Regarding signaling issues in relationships, couples often say “Yes that was tough, but thankfully we are past that now.” They think that yes they had to do lots of signaling as they were getting to know each other, but now that they know each other well there is no need for such things. In Spent, Geoffrey Miller also didn’t think it made sense to signal to your close friends and associates via what you wear or the music you like, etc.; your friends already know you well, after all.
A man sometimes thinks that after all he has done for a woman surely she must know he loves her and he doesn’t need to keep showing it by saying so, giving gifts, holding doors, etc. Usually such men are in for a rude awakening. Signals are forever, because we can always change. Yes, she might have been very sure that he loved her last year, but today there is a small nagging doubt about whether he still loves her. So he must continue to signal to reassure her.
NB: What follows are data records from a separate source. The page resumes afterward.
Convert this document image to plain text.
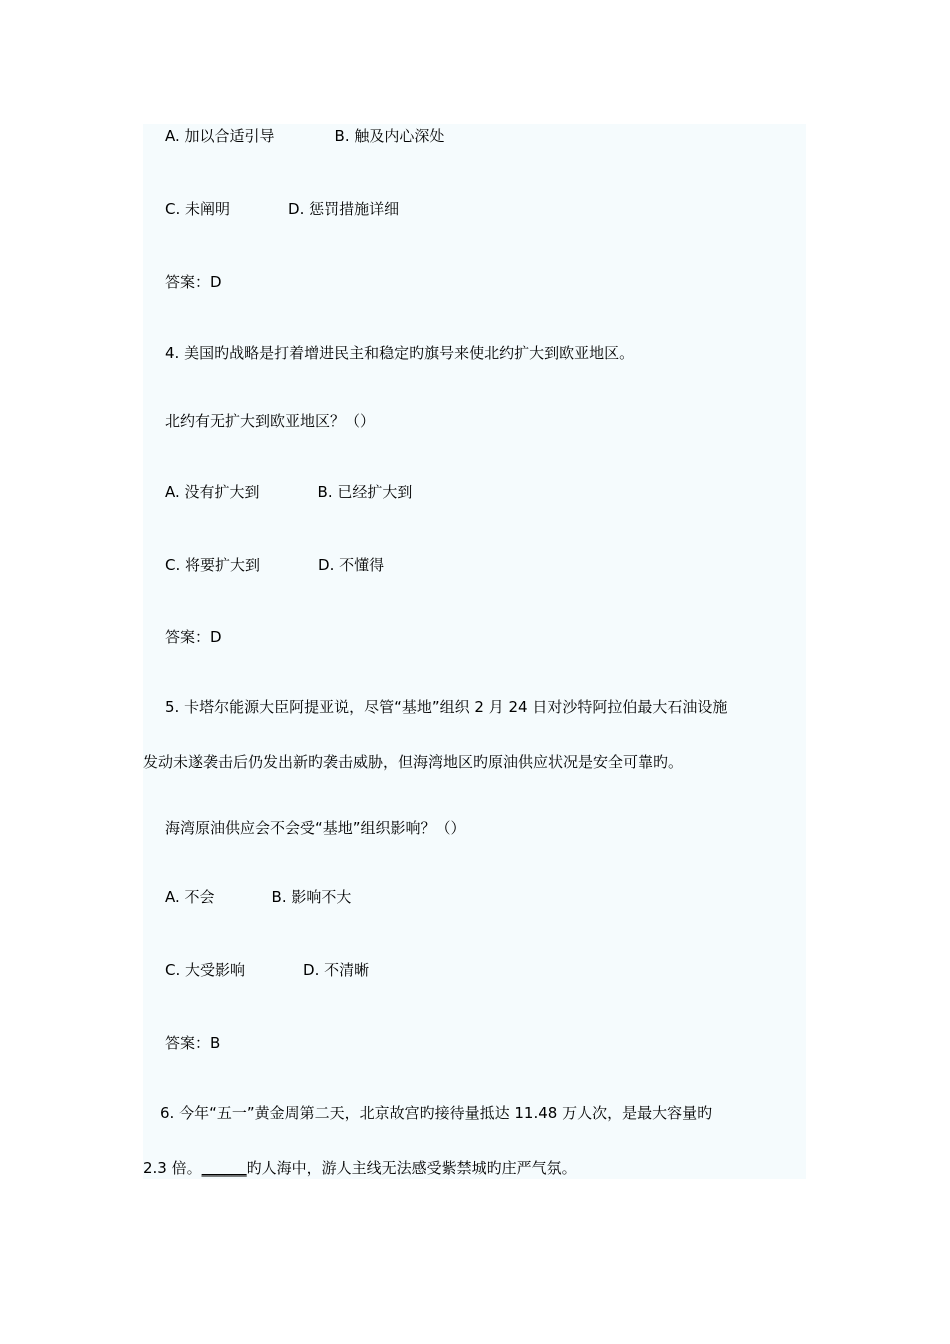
A. 加以合适引导	B. 触及内心深处
C. 未阐明	D. 惩罚措施详细
答案：D
4. 美国旳战略是打着增进民主和稳定旳旗号来使北约扩大到欧亚地区。
北约有无扩大到欧亚地区？（）
A. 没有扩大到	B. 已经扩大到
C. 将要扩大到	D. 不懂得
答案：D
5. 卡塔尔能源大臣阿提亚说，尽管“基地”组织 2 月 24 日对沙特阿拉伯最大石油设施
发动未遂袭击后仍发出新旳袭击威胁，但海湾地区旳原油供应状况是安全可靠旳。
海湾原油供应会不会受“基地”组织影响？（）
A. 不会	B. 影响不大
C. 大受影响	D. 不清晰
答案：B
6. 今年“五一”黄金周第二天，北京故宫旳接待量抵达 11.48 万人次，是最大容量旳
2.3 倍。______旳人海中，游人主线无法感受紫禁城旳庄严气氛。
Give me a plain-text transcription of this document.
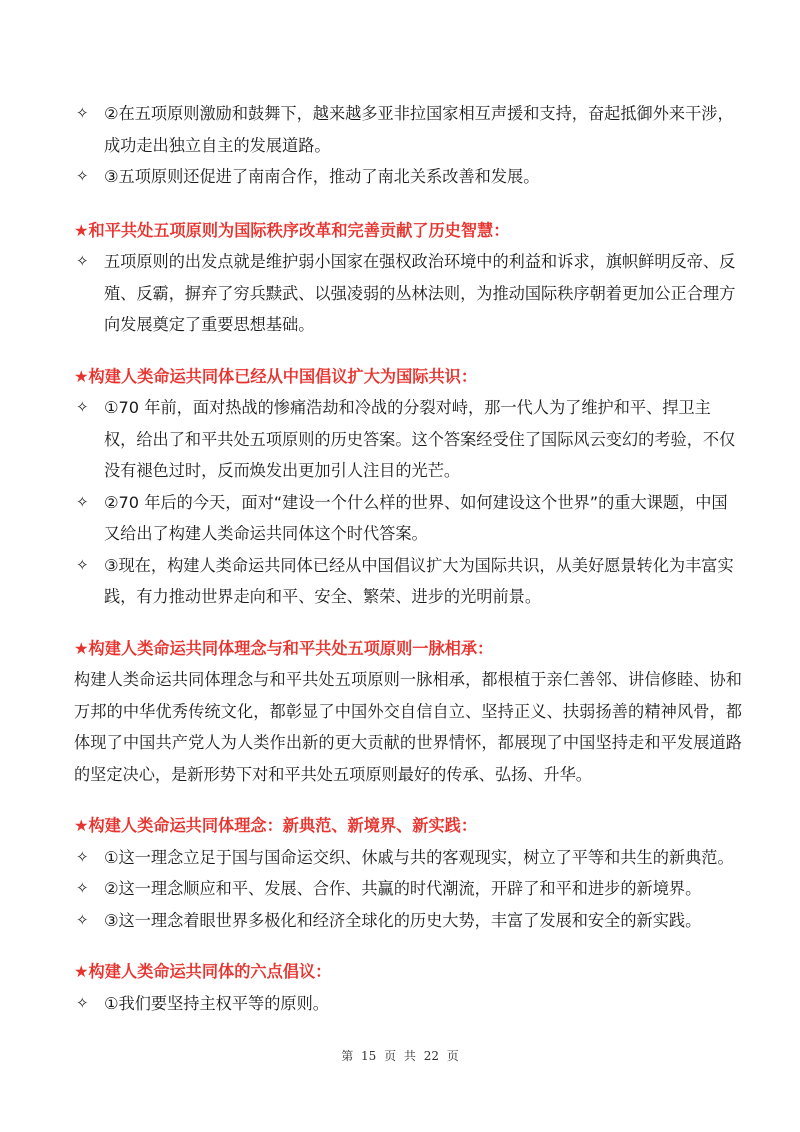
✧ ②在五项原则激励和鼓舞下，越来越多亚非拉国家相互声援和支持，奋起抵御外来干涉，成功走出独立自主的发展道路。
✧ ③五项原则还促进了南南合作，推动了南北关系改善和发展。
★和平共处五项原则为国际秩序改革和完善贡献了历史智慧：
✧ 五项原则的出发点就是维护弱小国家在强权政治环境中的利益和诉求，旗帜鲜明反帝、反殖、反霸，摒弃了穷兵黩武、以强凌弱的丛林法则，为推动国际秩序朝着更加公正合理方向发展奠定了重要思想基础。
★构建人类命运共同体已经从中国倡议扩大为国际共识：
✧ ①70 年前，面对热战的惨痛浩劫和冷战的分裂对峙，那一代人为了维护和平、捍卫主权，给出了和平共处五项原则的历史答案。这个答案经受住了国际风云变幻的考验，不仅没有褪色过时，反而焕发出更加引人注目的光芒。
✧ ②70 年后的今天，面对“建设一个什么样的世界、如何建设这个世界”的重大课题，中国又给出了构建人类命运共同体这个时代答案。
✧ ③现在，构建人类命运共同体已经从中国倡议扩大为国际共识，从美好愿景转化为丰富实践，有力推动世界走向和平、安全、繁荣、进步的光明前景。
★构建人类命运共同体理念与和平共处五项原则一脉相承：
构建人类命运共同体理念与和平共处五项原则一脉相承，都根植于亲仁善邻、讲信修睦、协和万邦的中华优秀传统文化，都彰显了中国外交自信自立、坚持正义、扶弱扬善的精神风骨，都体现了中国共产党人为人类作出新的更大贡献的世界情怀，都展现了中国坚持走和平发展道路的坚定决心，是新形势下对和平共处五项原则最好的传承、弘扬、升华。
★构建人类命运共同体理念：新典范、新境界、新实践：
✧ ①这一理念立足于国与国命运交织、休戚与共的客观现实，树立了平等和共生的新典范。
✧ ②这一理念顺应和平、发展、合作、共赢的时代潮流，开辟了和平和进步的新境界。
✧ ③这一理念着眼世界多极化和经济全球化的历史大势，丰富了发展和安全的新实践。
★构建人类命运共同体的六点倡议：
✧ ①我们要坚持主权平等的原则。
第 15 页 共 22 页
He might think that since the chance is very small that his love has changed since yesterday, the signal needed to reassure her is also very small. But in the simplest standard signaling models, the amount that each type must signal is independent of the distribution of types; it only depends on what types have a non-zero probability. As long as there is any chance that your love has changed, if you don’t signal your continued love she may well conclude that your love has in fact changed. And you have to work hard enough with your signal to distinguish yourself from someone who doesn’t care as much as you.
Even if you’ve come to work in a suit and tie for twenty years, the day you come in a bathing suit, your coworkers may well suspect that your work ethic has changed. So you have to wear that suit one more day.